After being diagnosed with stage 4 terminal breast cancer I decided to re-focus on my creative self and have gone from Chief Executive to poet.

In 2010, I was diagnosed with breast cancer in both breasts and had a bilateral mastectomy, chemotherapy and radiotherapy. This took me out of the world for about a year, that was followed up with Tamoxifen for 5 years and then I was just getting on with my life; I never even thought about breast cancer again. 8 years later, I started getting abdominal pain, I had just got back from India and thought it could just be a stomach bug. In the end, I went to doctors and began a journey of diagnosis from February to June when I went into hospital to have my ovaries removed. They told me they could not do the operation because the cancer was not just on my ovaries but in 12 other places. The biology came back and I was finally diagnosed with stage 4 terminal breast cancer. They then checked my top half and the cancer is in my backbone, ribs and shoulders. It is a hormonal breast cancer and I am being treated with an oestrogen blocker and chemotherapy. I just had my seventh round of palliative chemotherapy – it’s now about keeping me alive. I will always be on something until it stops working and then we will see what happens.

I am not dying of cancer, I am living with cancer. The initial shock of thinking I could be dead this time next year and worrying about how long I have to live passes; some days I wouldn’t even know that I have cancer. You just get on with living. In the last 7 months, I have had 2 more scans and the cancer is now stable and hasn’t grown or gone anywhere else.

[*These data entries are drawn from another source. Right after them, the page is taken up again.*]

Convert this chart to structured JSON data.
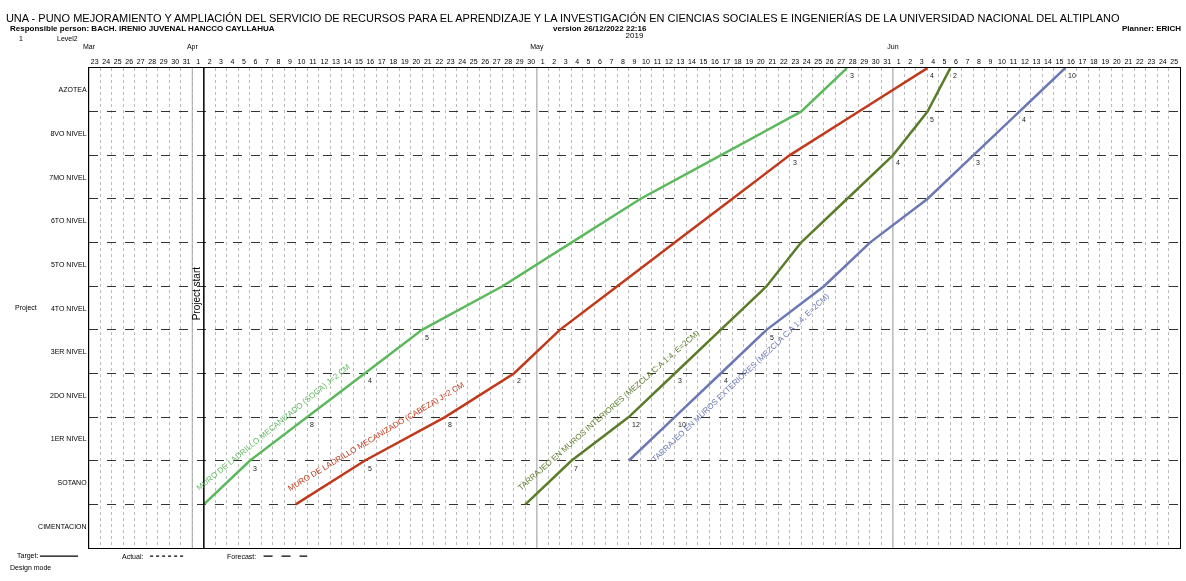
{
  "chart_data": {
    "type": "line",
    "title": "UNA - PUNO MEJORAMIENTO Y AMPLIACIÓN DEL SERVICIO DE RECURSOS PARA EL APRENDIZAJE Y LA INVESTIGACIÓN EN CIENCIAS SOCIALES E INGENIERÍAS DE LA UNIVERSIDAD NACIONAL DEL ALTIPLANO",
    "annotations": [
      "Responsible person: BACH. IRENIO JUVENAL HANCCO CAYLLAHUA",
      "version 26/12/2022 22:16",
      "Planner: ERICH",
      "1",
      "Level2",
      "Project",
      "Target:",
      "Actual:",
      "Forecast:",
      "Design mode",
      {
        "text": "3",
        "x": "2019-04-06",
        "y": 1
      },
      {
        "text": "8",
        "x": "2019-04-11",
        "y": 2
      },
      {
        "text": "4",
        "x": "2019-04-16",
        "y": 3
      },
      {
        "text": "5",
        "x": "2019-04-21",
        "y": 4
      },
      {
        "text": "3",
        "x": "2019-05-28",
        "y": 10
      },
      {
        "text": "5",
        "x": "2019-04-16",
        "y": 1
      },
      {
        "text": "8",
        "x": "2019-04-23",
        "y": 2
      },
      {
        "text": "2",
        "x": "2019-04-29",
        "y": 3
      },
      {
        "text": "3",
        "x": "2019-05-23",
        "y": 8
      },
      {
        "text": "4",
        "x": "2019-06-04",
        "y": 10
      },
      {
        "text": "7",
        "x": "2019-05-04",
        "y": 1
      },
      {
        "text": "12",
        "x": "2019-05-09",
        "y": 2
      },
      {
        "text": "3",
        "x": "2019-05-13",
        "y": 3
      },
      {
        "text": "4",
        "x": "2019-06-01",
        "y": 8
      },
      {
        "text": "5",
        "x": "2019-06-04",
        "y": 9
      },
      {
        "text": "2",
        "x": "2019-06-06",
        "y": 10
      },
      {
        "text": "10",
        "x": "2019-05-13",
        "y": 2
      },
      {
        "text": "4",
        "x": "2019-05-17",
        "y": 3
      },
      {
        "text": "5",
        "x": "2019-05-21",
        "y": 4
      },
      {
        "text": "3",
        "x": "2019-06-08",
        "y": 8
      },
      {
        "text": "4",
        "x": "2019-06-12",
        "y": 9
      },
      {
        "text": "10",
        "x": "2019-06-16",
        "y": 10
      }
    ],
    "x2label": "2019",
    "xlim": [
      "2019-03-23",
      "2019-06-26"
    ],
    "x2lim": [
      "2019-03-23",
      "2019-06-26"
    ],
    "x2ticks": [
      {
        "value": "2019-03-23",
        "label": "Mar"
      },
      {
        "value": "2019-04-01",
        "label": "Apr"
      },
      {
        "value": "2019-05-01",
        "label": "May"
      },
      {
        "value": "2019-06-01",
        "label": "Jun"
      }
    ],
    "xticks": [
      {
        "value": "2019-03-23T12:00",
        "label": "23"
      },
      {
        "value": "2019-03-24T12:00",
        "label": "24"
      },
      {
        "value": "2019-03-25T12:00",
        "label": "25"
      },
      {
        "value": "2019-03-26T12:00",
        "label": "26"
      },
      {
        "value": "2019-03-27T12:00",
        "label": "27"
      },
      {
        "value": "2019-03-28T12:00",
        "label": "28"
      },
      {
        "value": "2019-03-29T12:00",
        "label": "29"
      },
      {
        "value": "2019-03-30T12:00",
        "label": "30"
      },
      {
        "value": "2019-03-31T12:00",
        "label": "31"
      },
      {
        "value": "2019-04-01T12:00",
        "label": "1"
      },
      {
        "value": "2019-04-02T12:00",
        "label": "2"
      },
      {
        "value": "2019-04-03T12:00",
        "label": "3"
      },
      {
        "value": "2019-04-04T12:00",
        "label": "4"
      },
      {
        "value": "2019-04-05T12:00",
        "label": "5"
      },
      {
        "value": "2019-04-06T12:00",
        "label": "6"
      },
      {
        "value": "2019-04-07T12:00",
        "label": "7"
      },
      {
        "value": "2019-04-08T12:00",
        "label": "8"
      },
      {
        "value": "2019-04-09T12:00",
        "label": "9"
      },
      {
        "value": "2019-04-10T12:00",
        "label": "10"
      },
      {
        "value": "2019-04-11T12:00",
        "label": "11"
      },
      {
        "value": "2019-04-12T12:00",
        "label": "12"
      },
      {
        "value": "2019-04-13T12:00",
        "label": "13"
      },
      {
        "value": "2019-04-14T12:00",
        "label": "14"
      },
      {
        "value": "2019-04-15T12:00",
        "label": "15"
      },
      {
        "value": "2019-04-16T12:00",
        "label": "16"
      },
      {
        "value": "2019-04-17T12:00",
        "label": "17"
      },
      {
        "value": "2019-04-18T12:00",
        "label": "18"
      },
      {
        "value": "2019-04-19T12:00",
        "label": "19"
      },
      {
        "value": "2019-04-20T12:00",
        "label": "20"
      },
      {
        "value": "2019-04-21T12:00",
        "label": "21"
      },
      {
        "value": "2019-04-22T12:00",
        "label": "22"
      },
      {
        "value": "2019-04-23T12:00",
        "label": "23"
      },
      {
        "value": "2019-04-24T12:00",
        "label": "24"
      },
      {
        "value": "2019-04-25T12:00",
        "label": "25"
      },
      {
        "value": "2019-04-26T12:00",
        "label": "26"
      },
      {
        "value": "2019-04-27T12:00",
        "label": "27"
      },
      {
        "value": "2019-04-28T12:00",
        "label": "28"
      },
      {
        "value": "2019-04-29T12:00",
        "label": "29"
      },
      {
        "value": "2019-04-30T12:00",
        "label": "30"
      },
      {
        "value": "2019-05-01T12:00",
        "label": "1"
      },
      {
        "value": "2019-05-02T12:00",
        "label": "2"
      },
      {
        "value": "2019-05-03T12:00",
        "label": "3"
      },
      {
        "value": "2019-05-04T12:00",
        "label": "4"
      },
      {
        "value": "2019-05-05T12:00",
        "label": "5"
      },
      {
        "value": "2019-05-06T12:00",
        "label": "6"
      },
      {
        "value": "2019-05-07T12:00",
        "label": "7"
      },
      {
        "value": "2019-05-08T12:00",
        "label": "8"
      },
      {
        "value": "2019-05-09T12:00",
        "label": "9"
      },
      {
        "value": "2019-05-10T12:00",
        "label": "10"
      },
      {
        "value": "2019-05-11T12:00",
        "label": "11"
      },
      {
        "value": "2019-05-12T12:00",
        "label": "12"
      },
      {
        "value": "2019-05-13T12:00",
        "label": "13"
      },
      {
        "value": "2019-05-14T12:00",
        "label": "14"
      },
      {
        "value": "2019-05-15T12:00",
        "label": "15"
      },
      {
        "value": "2019-05-16T12:00",
        "label": "16"
      },
      {
        "value": "2019-05-17T12:00",
        "label": "17"
      },
      {
        "value": "2019-05-18T12:00",
        "label": "18"
      },
      {
        "value": "2019-05-19T12:00",
        "label": "19"
      },
      {
        "value": "2019-05-20T12:00",
        "label": "20"
      },
      {
        "value": "2019-05-21T12:00",
        "label": "21"
      },
      {
        "value": "2019-05-22T12:00",
        "label": "22"
      },
      {
        "value": "2019-05-23T12:00",
        "label": "23"
      },
      {
        "value": "2019-05-24T12:00",
        "label": "24"
      },
      {
        "value": "2019-05-25T12:00",
        "label": "25"
      },
      {
        "value": "2019-05-26T12:00",
        "label": "26"
      },
      {
        "value": "2019-05-27T12:00",
        "label": "27"
      },
      {
        "value": "2019-05-28T12:00",
        "label": "28"
      },
      {
        "value": "2019-05-29T12:00",
        "label": "29"
      },
      {
        "value": "2019-05-30T12:00",
        "label": "30"
      },
      {
        "value": "2019-05-31T12:00",
        "label": "31"
      },
      {
        "value": "2019-06-01T12:00",
        "label": "1"
      },
      {
        "value": "2019-06-02T12:00",
        "label": "2"
      },
      {
        "value": "2019-06-03T12:00",
        "label": "3"
      },
      {
        "value": "2019-06-04T12:00",
        "label": "4"
      },
      {
        "value": "2019-06-05T12:00",
        "label": "5"
      },
      {
        "value": "2019-06-06T12:00",
        "label": "6"
      },
      {
        "value": "2019-06-07T12:00",
        "label": "7"
      },
      {
        "value": "2019-06-08T12:00",
        "label": "8"
      },
      {
        "value": "2019-06-09T12:00",
        "label": "9"
      },
      {
        "value": "2019-06-10T12:00",
        "label": "10"
      },
      {
        "value": "2019-06-11T12:00",
        "label": "11"
      },
      {
        "value": "2019-06-12T12:00",
        "label": "12"
      },
      {
        "value": "2019-06-13T12:00",
        "label": "13"
      },
      {
        "value": "2019-06-14T12:00",
        "label": "14"
      },
      {
        "value": "2019-06-15T12:00",
        "label": "15"
      },
      {
        "value": "2019-06-16T12:00",
        "label": "16"
      },
      {
        "value": "2019-06-17T12:00",
        "label": "17"
      },
      {
        "value": "2019-06-18T12:00",
        "label": "18"
      },
      {
        "value": "2019-06-19T12:00",
        "label": "19"
      },
      {
        "value": "2019-06-20T12:00",
        "label": "20"
      },
      {
        "value": "2019-06-21T12:00",
        "label": "21"
      },
      {
        "value": "2019-06-22T12:00",
        "label": "22"
      },
      {
        "value": "2019-06-23T12:00",
        "label": "23"
      },
      {
        "value": "2019-06-24T12:00",
        "label": "24"
      },
      {
        "value": "2019-06-25T12:00",
        "label": "25"
      }
    ],
    "ylim": [
      -1,
      10
    ],
    "yticks": [
      {
        "value": -0.5,
        "label": "CIMENTACION"
      },
      {
        "value": 0.5,
        "label": "SOTANO"
      },
      {
        "value": 1.5,
        "label": "1ER NIVEL"
      },
      {
        "value": 2.5,
        "label": "2DO NIVEL"
      },
      {
        "value": 3.5,
        "label": "3ER NIVEL"
      },
      {
        "value": 4.5,
        "label": "4TO NIVEL"
      },
      {
        "value": 5.5,
        "label": "5TO NIVEL"
      },
      {
        "value": 6.5,
        "label": "6TO NIVEL"
      },
      {
        "value": 7.5,
        "label": "7MO NIVEL"
      },
      {
        "value": 8.5,
        "label": "8VO NIVEL"
      },
      {
        "value": 9.5,
        "label": "AZOTEA"
      }
    ],
    "grid": true,
    "ref_lines": [
      {
        "axis": "x",
        "value": "2019-04-02",
        "label": "Project start",
        "color": "#000000"
      }
    ],
    "series": [
      {
        "name": "MURO DE LADRILLO MECANIZADO (SOGA) J=2 CM",
        "color": "#5cb85c",
        "x": [
          "2019-04-02",
          "2019-04-06",
          "2019-04-11",
          "2019-04-16",
          "2019-04-21",
          "2019-04-28",
          "2019-05-04",
          "2019-05-10",
          "2019-05-17",
          "2019-05-24",
          "2019-05-28"
        ],
        "values": [
          0,
          1,
          2,
          3,
          4,
          5,
          6,
          7,
          8,
          9,
          10
        ]
      },
      {
        "name": "MURO DE LADRILLO MECANIZADO (CABEZA) J=2 CM",
        "color": "#c0391b",
        "x": [
          "2019-04-10",
          "2019-04-16",
          "2019-04-23",
          "2019-04-29",
          "2019-05-03",
          "2019-05-08",
          "2019-05-13",
          "2019-05-18",
          "2019-05-23",
          "2019-05-29",
          "2019-06-04"
        ],
        "values": [
          0,
          1,
          2,
          3,
          4,
          5,
          6,
          7,
          8,
          9,
          10
        ]
      },
      {
        "name": "TARRAJEO EN MUROS INTERIORES (MEZCLA C:A 1:4, E=2CM)",
        "color": "#5b7d2a",
        "x": [
          "2019-04-30",
          "2019-05-04",
          "2019-05-09",
          "2019-05-13",
          "2019-05-17",
          "2019-05-21",
          "2019-05-24",
          "2019-05-28",
          "2019-06-01",
          "2019-06-04",
          "2019-06-06"
        ],
        "values": [
          0,
          1,
          2,
          3,
          4,
          5,
          6,
          7,
          8,
          9,
          10
        ]
      },
      {
        "name": "TARRAJEO EN MUROS EXTERIORES (MEZCLA C:A 1:4, E=2CM)",
        "color": "#6a78b4",
        "x": [
          "2019-05-09",
          "2019-05-13",
          "2019-05-17",
          "2019-05-21",
          "2019-05-26",
          "2019-05-30",
          "2019-06-04",
          "2019-06-08",
          "2019-06-12",
          "2019-06-16"
        ],
        "values": [
          1,
          2,
          3,
          4,
          5,
          6,
          7,
          8,
          9,
          10
        ]
      }
    ]
  }
}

We all know we are going to die but it’s different feeling like you are going to die. The impact on me has been alright really, apart from the emotional entrapment around all the people I love and thoughts about I am not going to see my niece get married and all that sort of stuff. It has really opened my heart in a deeper way, and I noticed that I can see and feel the love and compassion in the people around me, it’s raw and real and that is actually quite nice. Creating lovely experiences and memories with people is more important than things or anything material. You get a deeper sensitivity about what’s important and when it comes to the crunch. This is what life is all about, it’s about love and connection.

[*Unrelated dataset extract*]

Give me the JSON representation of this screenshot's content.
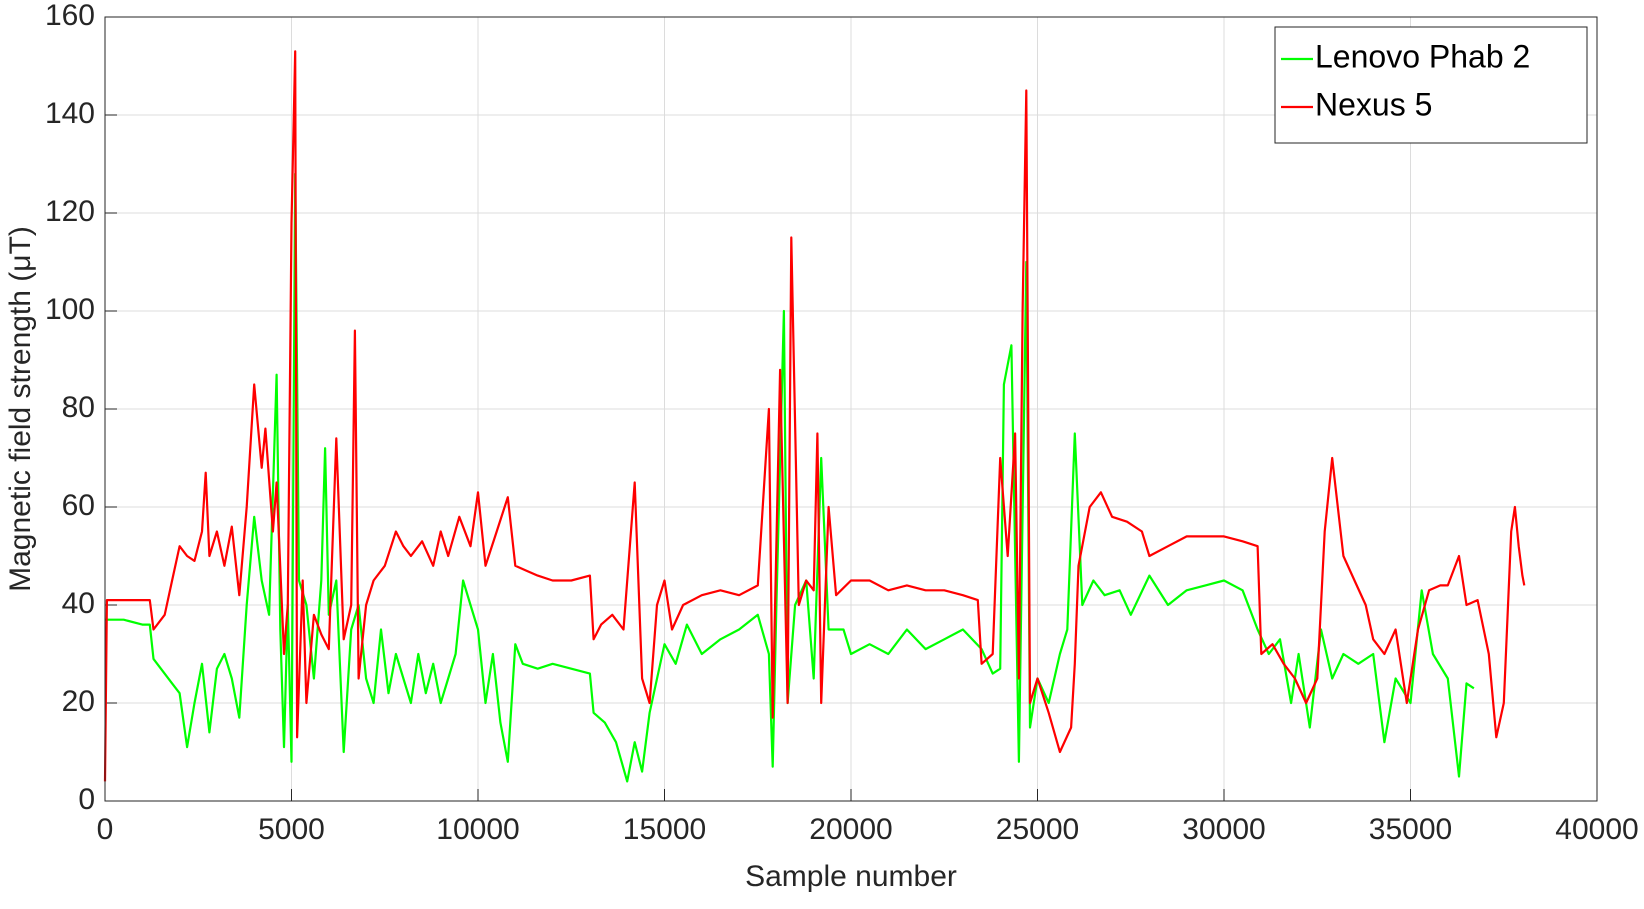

My working life has always been about building communities and looking after other people, whether it was through community projects or campaigns. I was a social campaigner from 14 years old and then had 40 years of working in and around collective communities to improve peoples’ lives. I have always worked around the Merseyside and was the head of a council in house youth service. I was looking at the policy and strategy and once austerity started in 2010, I realised if we didn’t do something radical, we would disappear. I started a youth organisation, which is now a very powerful co-operative between the staff and young people in Knowsley and develops youth services against the current trends. I loved my job and went into a bit of a mild shock when I realised I only have a couple of years to live and knew I didn’t want to spend it in meetings. I wanted to spend it writing poetry and being creative and developing myself as an artist.

The thing that keeps you going, keeps you alive and heals you, is your life’s force and life’s energy. If I can keep that up and keep being creative, I think it will do as much for me in the journey as the chemo or any other alternative physical health things. I think it’s about me as an emotional and spiritual person now and I have to focus on myself and my own healing, which is the complete opposite of how I have always been.

On my 55th birthday, I will be launching my book of poems called “Most Women I Know”. It’s a random collection of my work that I have pulled out of carrier bags under the bed. I have been writing since I was about 13 and the wonderful thing about my early work is that it rhymes incredibly, it is very young and shows my personal journey. Getting my poetry out into the world has always been in the back of my mind and because of my circumstances now, it has actually happened. It’s a dream come true!